Hay una conversación que tengo repetidamente con equipos de producto en España. Empieza más o menos así: "Hemos hecho una prueba de concepto con GPT-4 y funciona genial. Ahora queremos llevarlo a producción". Y cuando pregunto cuánto han presupuestado para los costes de API, la respuesta suele ser un silencio incómodo seguido de una cifra que está entre tres y diez veces por debajo de lo que acabará costando.
No es que los equipos sean descuidados. Es que los costes de los modelos de lenguaje en producción real tienen una estructura que no es obvia hasta que la has vivido. Y los artículos que explican "cómo usar la API de OpenAI" raramente entran en este territorio.
El problema de los tokens que nadie cuenta
Cuando haces una prueba de concepto, sueles enviar prompts cortos y bien diseñados.
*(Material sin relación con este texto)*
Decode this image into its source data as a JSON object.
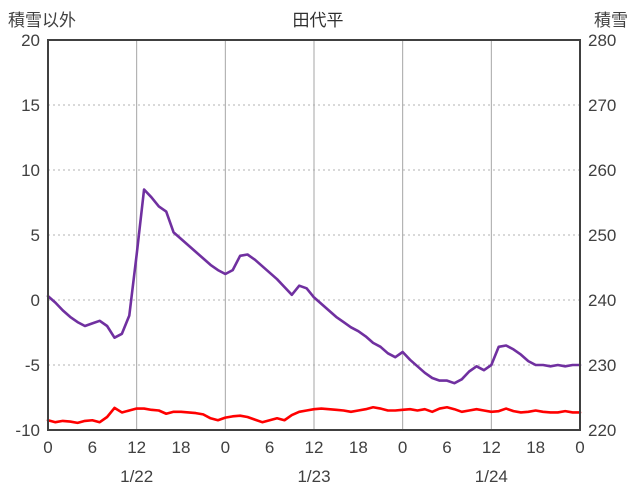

En producción, los prompts se vuelven más largos porque incluyen contexto del usuario, historial de conversación, instrucciones del sistema, ejemplos de few-shot learning... La longitud media de un prompt en producción puede ser fácilmente cinco o diez veces mayor que en el prototipo.
Además, en producción aparecen los usuarios que escriben mucho. El 20% de los usuarios que más interactúan suele generar el 60-70% del consumo de tokens. Si no has modelado esta distribución, tu estimación de costes puede estar muy lejos de la realidad.
"Calculamos el coste por usuario basándonos en nuestras pruebas internas. Cuando lanzamos, descubrimos que los usuarios reales escribían el doble que nosotros en las pruebas. El presupuesto se agotó en tres semanas."
— CTO de una startup de atención al cliente en Madrid
Los costes que no aparecen en la calculadora de precios
El precio por token es solo el principio. Hay otros costes que aparecen en producción y que raramente se mencionan en las guías de inicio rápido:
Latencia y reintentos
Las APIs de LLM tienen tiempos de respuesta variables. En producción, necesitas implementar lógica de reintentos para manejar errores y timeouts. Cada reintento tiene coste. Y si tu aplicación tiene requisitos de latencia estrictos, puede que necesites usar modelos más caros o arquitecturas más complejas.
Caché y deduplicación
Muchas consultas en producción son similares o idénticas. Implementar una capa de caché puede reducir los costes de API entre un 20% y un 40%, pero requiere tiempo de ingeniería y una infraestructura adicional que también tiene coste.
Evaluación y monitorización
En producción necesitas saber si el modelo está respondiendo bien. Eso significa implementar sistemas de evaluación automática, que a su vez consumen tokens. Y necesitas revisar manualmente una muestra de respuestas, lo que tiene coste de tiempo humano.
| Componente de coste | Estimación prototipo | Realidad producción |
|---|---|---|
| Tokens de entrada (API) | Base 100% | 300-500% del prototipo |
| Tokens de salida (API) | Base 100% | 150-250% del prototipo |
| Reintentos y errores | No considerado | +5-15% del total |
| Evaluación automática | No considerado | +10-20% del total |
| Infraestructura de caché | No considerado | Coste fijo mensual |
Cuándo tiene sentido usar modelos propios
A partir de cierto volumen, la ecuación cambia. Si estás gastando más de 10.000 euros al mes en APIs de LLM, probablemente vale la pena evaluar si tiene sentido entrenar o afinar un modelo propio, o usar modelos open-source desplegados en tu propia infraestructura.
Pero esta transición tiene sus propios costes ocultos: ingenieros especializados, tiempo de entrenamiento, infraestructura de GPU, mantenimiento... No es una solución mágica. Es un intercambio de un tipo de coste por otro.
La regla general que uso: si el caso de uso es suficientemente específico y el volumen es suficientemente alto, los modelos propios pueden ser más baratos a largo plazo. Si el caso de uso es general o el volumen es bajo o variable, las APIs de terceros suelen ser más eficientes.
Cómo estimar mejor antes de lanzar
Algunas cosas que recomiendo hacer antes de comprometer un presupuesto de producción: medir la longitud real de los prompts en un piloto con usuarios reales, no con el equipo interno; modelar la distribución de uso (no el usuario medio, sino los percentiles 90 y 99); incluir un factor de seguridad del 3x sobre la estimación inicial; y planificar desde el principio la arquitectura de caché.
Nada de esto es complicado. Pero requiere hacerlo antes de lanzar, no después de que la factura llegue.